In the Comet Cyclone’s premiere year, a Super 289 cubic inch V-8 engine was employed to produce 211 horsepower. Optional equipment such as special carburetors and valve covers allowed the Comet Cyclone’s engine to be a severe weather system with 271 horsepower. The Cyclone package also fueled the appearance of the Mercury Comet into a more serious street machine.
Bucket seats, tachometer, and wheel covers are all part of the Comet Cyclone’s look. Over the next few model years, the V-8 engine displacement grew to 390 cubic inches and later up to a 425 horsepower, 427 cubic inch FE engine by 1967.
1968 and beyond, the Cyclone moniker elevated itself to stand solo within the Mercury division. The 1968 Mercury Cyclone also adopted a slick-looking fastback version. The Cyclone fastback was followed-up the next year with the Cyclone Spoiler II (Mercury’s take on the Ford Talladega). A few 1969 Mercury Cyclone became the automotive example of a historic meteorological event.
A rare 260 cars are fitted with a Cobra Jet 428 cubic inch V-8 powerplant rated at 335 horsepower. According to a Car and Driver test, the Mercury Cyclone CJ accelerated in a 0 to 60 mile per hour time in 5.5 seconds.

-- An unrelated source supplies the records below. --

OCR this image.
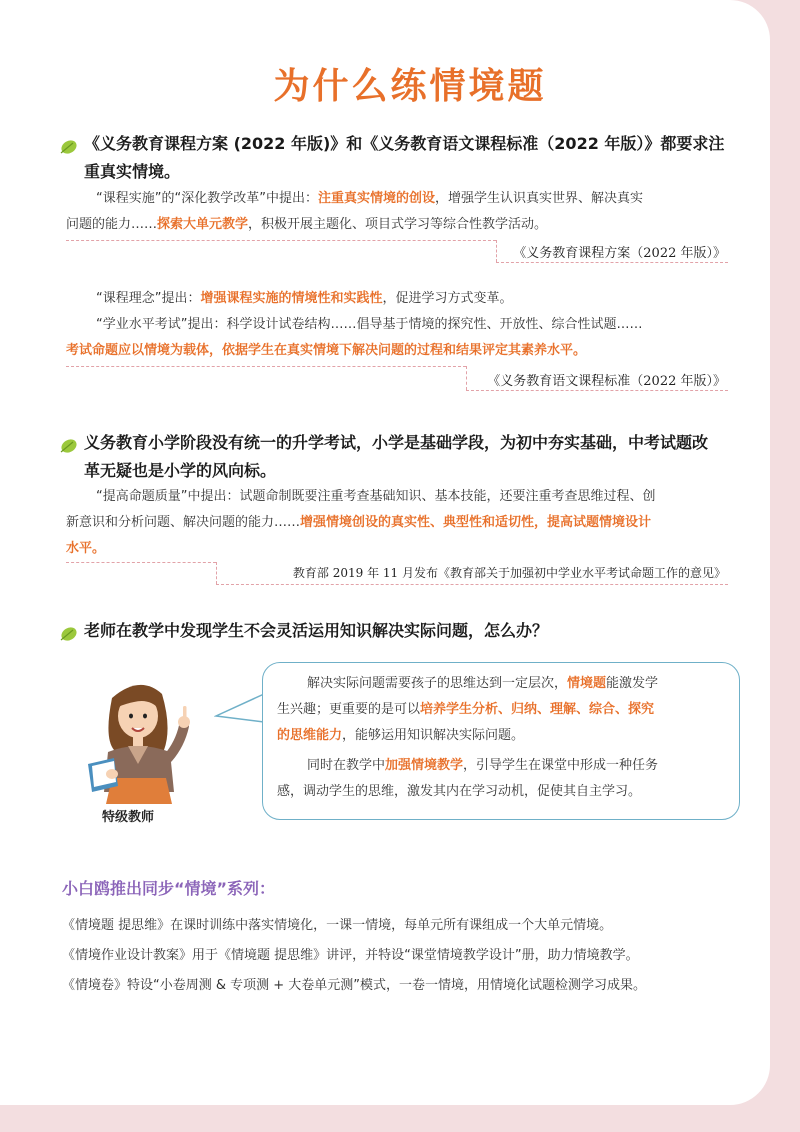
为什么练情境题
《义务教育课程方案 (2022 年版)》和《义务教育语文课程标准（2022 年版）》都要求注
重真实情境。
“课程实施”的“深化教学改革”中提出：注重真实情境的创设，增强学生认识真实世界、解决真实
问题的能力……探索大单元教学，积极开展主题化、项目式学习等综合性教学活动。
《义务教育课程方案（2022 年版）》
“课程理念”提出：增强课程实施的情境性和实践性，促进学习方式变革。
“学业水平考试”提出：科学设计试卷结构……倡导基于情境的探究性、开放性、综合性试题……
考试命题应以情境为载体，依据学生在真实情境下解决问题的过程和结果评定其素养水平。
《义务教育语文课程标准（2022 年版）》
义务教育小学阶段没有统一的升学考试，小学是基础学段，为初中夯实基础，中考试题改
革无疑也是小学的风向标。
“提高命题质量”中提出：试题命制既要注重考查基础知识、基本技能，还要注重考查思维过程、创
新意识和分析问题、解决问题的能力……增强情境创设的真实性、典型性和适切性，提高试题情境设计
水平。
教育部 2019 年 11 月发布《教育部关于加强初中学业水平考试命题工作的意见》
老师在教学中发现学生不会灵活运用知识解决实际问题，怎么办？
特级教师
解决实际问题需要孩子的思维达到一定层次，情境题能激发学
生兴趣；更重要的是可以培养学生分析、归纳、理解、综合、探究
的思维能力，能够运用知识解决实际问题。
同时在教学中加强情境教学，引导学生在课堂中形成一种任务
感，调动学生的思维，激发其内在学习动机，促使其自主学习。
小白鸥推出同步“情境”系列：
《情境题 提思维》在课时训练中落实情境化，一课一情境，每单元所有课组成一个大单元情境。
《情境作业设计教案》用于《情境题 提思维》讲评，并特设“课堂情境教学设计”册，助力情境教学。
《情境卷》特设“小卷周测 & 专项测 + 大卷单元测”模式，一卷一情境，用情境化试题检测学习成果。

Other rare variants of the 1969 Cyclone included two race car driver-themed models. Mercury Cyclone Cale Yarborough edition (white with red secondary color) and the Dan Gurney edition (white with blue secondary coloring) cars are believed to be exceptionally rare vehicles up to this day.
As with practically any vehicle of the muscle car era, the Mercury Cyclone built up its street creditability on the racetrack. Finding popularity in drag racing right off the bat, the fastback introduction made the Cyclone a famous sight in NASCAR’s counter-clockwise action.
In fact, the fastback Mercury Cyclone was such a popular body style within NASCAR that the vehicle remained in active duty years beyond its final production year.
One of those late appearances was the 1976 Daytona 500, which featured one of the greatest battles for David Pearson and Richard Petty’s victory. Pearson, driving a Wood Brothers-prepped #21 Cyclone, was fighting off Petty’s Dodge out of the final corner of the race’s final lap until both cars made contact.
The Mercury Cyclone of Pearson makes a front end impact with the wall while the #43 STP Dodge of Richard Petty skated into the infield suffering severe damage. Despite Petty being closer to the finish line, the Dodge stalled, allowing Pearson’s smashed Cyclone to limp to the Daytona 500 win.
Not limited to competition, the Mercury Cyclone was involved in a monumental auto racing honor. In 1966, a convertible GT version of the Mercury Cyclone paced the Indianapolis 500. This Cyclone would be the last Mercury product to serve pace car duties at the Brickyard classic.
While the #21 Wood Brothers Cyclone soldiered into victory lane in the hands of David Pearson, Mercury had already waved the checkered flag on their street machine. In the last year of production in 1971, only 2,281 examples of the Mercury Cyclone were sold, signifying the muscle car era’s petering.
Ending after 8 years inside Mercury’s lineup, the Cyclone two-door allowed Ford Motor Company’s middle child division to summon class-topping speed and adventure.